Part of Series
A May Bank Holiday in the Peak District is ruined by the tragic drowning of an eight-year-old girl among crowds of visitors in the tourist hotspot of Dovedale. For Detective Constable Ben Cooper, a helpless witness to the tragedy, the incident is not only traumatic, but leads him to become involved in the tangled lives of the Neilds, the dead girl's family. As he gets to know them, Cooper begins to suspect that one of them is harbouring a secret—a secret that the whole family might be willing to cover up. Meanwhile, Detective Sergeant Diane Fry has a journey of her own to make—a journey back to her roots.
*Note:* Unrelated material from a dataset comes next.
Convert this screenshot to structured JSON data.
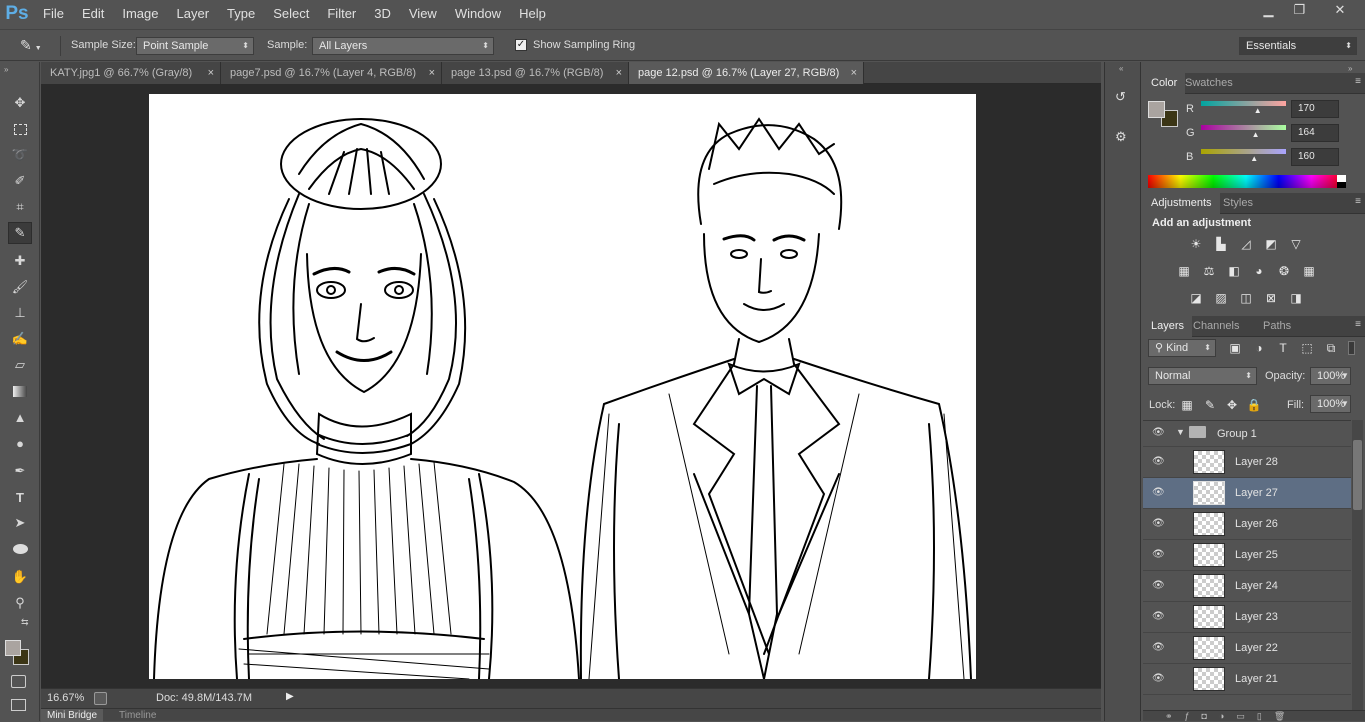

As she finds herself drawn into an investigation of her own among the inner city streets of Birmingham, Fry realises there is only one person she can rely on to provide the help she needs. But that man is Ben Cooper, and he's back in Derbyshire, where his suspicions are leading him towards a shocking discovery on the banks of another Peak District river.
Author

Stephen Booth is the author of 18 novels in the Cooper & Fry series, all set around England's Peak District, and a standalone novel DROWNED LIVES, published in August 2019. The Cooper & Fry series has won awards on both sides of the Atlantic, and Detective Constable Cooper has been a finalist for the Sherlock Award for Best Detective created by a British author. The Crime Writers’ Association presented Stephen with the Dagger in the Library Award for “the author whose books have given readers most pleasure.” The novels are sold all around the world, with translations in 16 languages. The most recent title is FALL DOWN DEAD. A new Stephen Booth standalone novel with a historical theme, DROWNED LIVES, will be published in August 2019: https://www.amazon.co.uk/Drowned-Live... In recent years, Stephen has become a Library Champion in support of the UK’s ‘Love Libraries’ campaign. He's represented British literature at the Helsinki Book Fair in Finland, appeared with Alexander McCall Smith at the Melbourne Writers’ Festival in Australia, filmed a documentary for 20th Century Fox on the French detective Vidocq, taken part in online chats for World Book Day, taught crime writing courses, and visited prisons to talk to prisoners about writing. He lives in Nottinghamshire.